Mariée contre son gré à Rocco, qui l’a battue et violée, elle rencontre ensuite Guerra, le chef des bandits. Avec lui, ce sera à la vie, à la mort. D’entourloupes en embuscades, de guérillas en assauts répétés, Michelina se forge un destin à la hauteur d’une réputation tout aussi dure que sulfureuse.
Les couleurs chaudes de la BD, le découpage rythmé alternant plans serrés et dessins pleine page, ainsi que la palette de lumières déployée, donnent du caractère au récit, contribuant à renforcer le sentiment d’oppression vécu par les personnages. Histoire d’une aventure féministe, violente et tragique, La fleur au fusil se conclut par un portrait historique de Michelina Di Cesare, signé de la directrice du Louvre Lens Vallée, Margherita Balzerani.

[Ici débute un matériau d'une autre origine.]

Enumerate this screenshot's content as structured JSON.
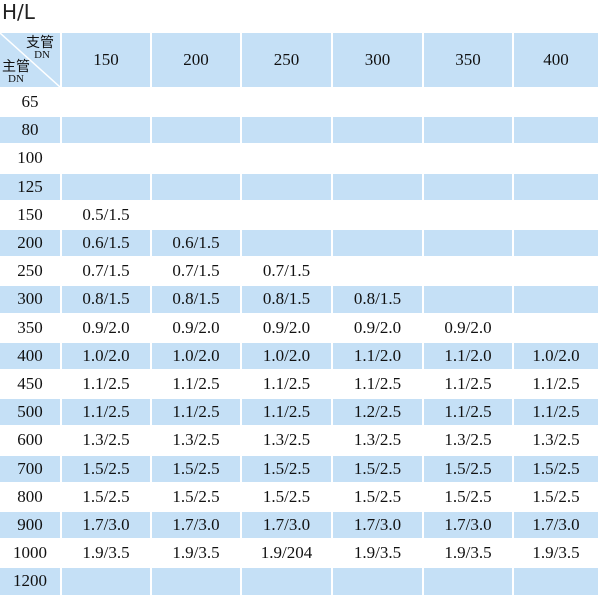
{
  "title": "H/L",
  "header": {
    "corner": {
      "branch": "支管",
      "branch_dn": "DN",
      "main": "主管",
      "main_dn": "DN"
    },
    "columns": [
      "150",
      "200",
      "250",
      "300",
      "350",
      "400"
    ]
  },
  "rows": [
    [
      "65"
    ],
    [
      "80"
    ],
    [
      "100"
    ],
    [
      "125"
    ],
    [
      "150",
      "0.5/1.5"
    ],
    [
      "200",
      "0.6/1.5",
      "0.6/1.5"
    ],
    [
      "250",
      "0.7/1.5",
      "0.7/1.5",
      "0.7/1.5"
    ],
    [
      "300",
      "0.8/1.5",
      "0.8/1.5",
      "0.8/1.5",
      "0.8/1.5"
    ],
    [
      "350",
      "0.9/2.0",
      "0.9/2.0",
      "0.9/2.0",
      "0.9/2.0",
      "0.9/2.0"
    ],
    [
      "400",
      "1.0/2.0",
      "1.0/2.0",
      "1.0/2.0",
      "1.1/2.0",
      "1.1/2.0",
      "1.0/2.0"
    ],
    [
      "450",
      "1.1/2.5",
      "1.1/2.5",
      "1.1/2.5",
      "1.1/2.5",
      "1.1/2.5",
      "1.1/2.5"
    ],
    [
      "500",
      "1.1/2.5",
      "1.1/2.5",
      "1.1/2.5",
      "1.2/2.5",
      "1.1/2.5",
      "1.1/2.5"
    ],
    [
      "600",
      "1.3/2.5",
      "1.3/2.5",
      "1.3/2.5",
      "1.3/2.5",
      "1.3/2.5",
      "1.3/2.5"
    ],
    [
      "700",
      "1.5/2.5",
      "1.5/2.5",
      "1.5/2.5",
      "1.5/2.5",
      "1.5/2.5",
      "1.5/2.5"
    ],
    [
      "800",
      "1.5/2.5",
      "1.5/2.5",
      "1.5/2.5",
      "1.5/2.5",
      "1.5/2.5",
      "1.5/2.5"
    ],
    [
      "900",
      "1.7/3.0",
      "1.7/3.0",
      "1.7/3.0",
      "1.7/3.0",
      "1.7/3.0",
      "1.7/3.0"
    ],
    [
      "1000",
      "1.9/3.5",
      "1.9/3.5",
      "1.9/204",
      "1.9/3.5",
      "1.9/3.5",
      "1.9/3.5"
    ],
    [
      "1200"
    ]
  ]
}
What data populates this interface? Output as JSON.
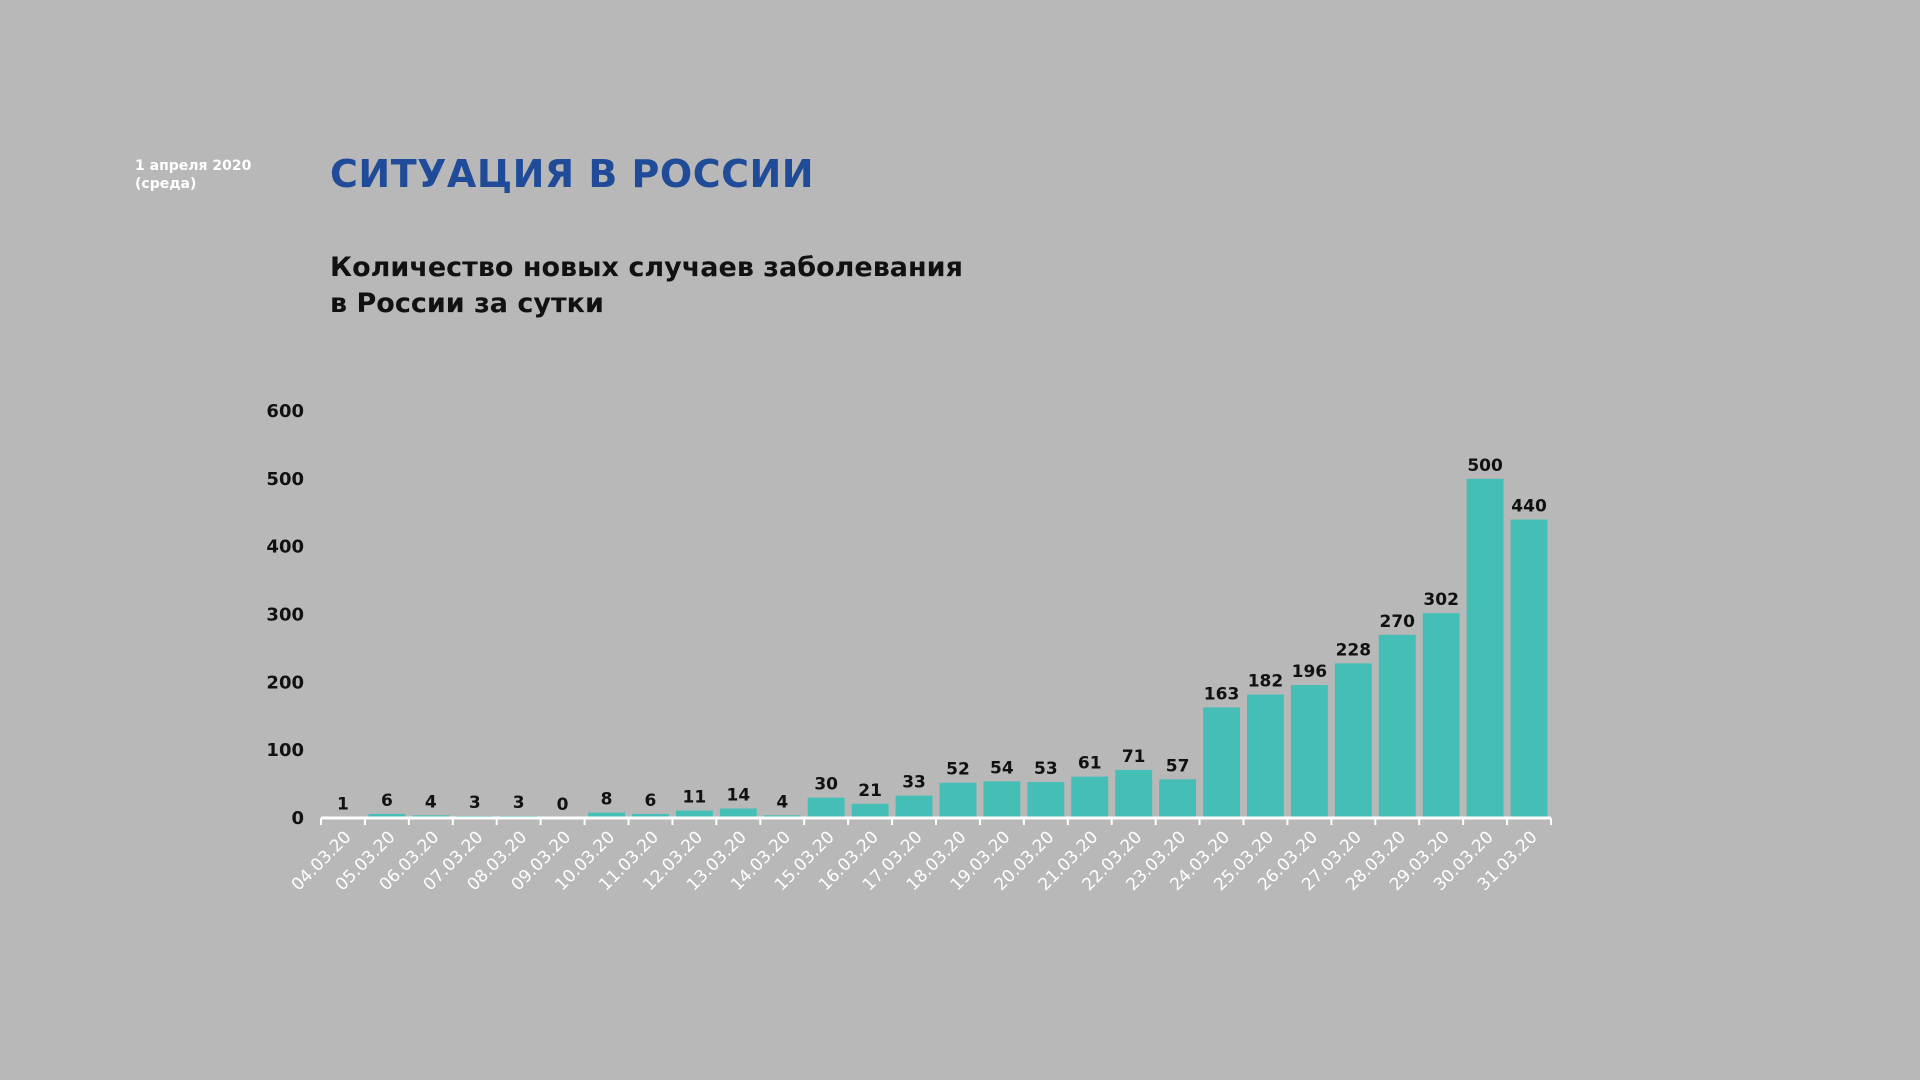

Silence d’amour de Matthieu Parciboula – Casterman – Mai 2024
Il y a, dans Silence d’amour, nombre de sentiments qui s’expriment, tout en pudeur et retenue. En effet, nous y empruntons les pas de Paul, écrivain et compagnon de Sofia, décédée six mois auparavant. Chargée de la traduction italienne de son livre, la jeune femme était entrée dans sa vie par hasard. La rencontre avait eu lieu dans un café à Lyon. Elle s’était poursuivie par un dîner puis par des retrouvailles dans une petite maison de Toscane… Depuis, les deux amoureux ne s’étaient pas quittés.
La disparition brutale de Sofia a mis un terme prématuré à la belle histoire et, désormais, Paul est perdu, seul, totalement déprimé. L’absence de Sofia lui pèse jour et nuit. C’est son spleen et le cheminement de ses pensées que nous invite à appréhender Matthieu Parciboula, nous emmenant pour cela revisiter l’Italie et, plus particulièrement, l’île volcanique de Stromboli, là-même où Sofia fit ses tous premiers pas.
Malgré la nostalgie ambiante et le chagrin perceptible de Paul, la bande-dessinée, réalisée en couleurs directes, nous offre de très beaux tableaux de vie, effervescents et parfumés, comme l’Italie sait nous en proposer. Les enfants y jouent un rôle important, agissant comme une catharsis et ajoutant au récit une part touchante de sensibilité.
Assurément, Silence d’amour est un beau roman graphique, dont la lecture suscite un mélange de plaisir, de tristesse et d’empathie.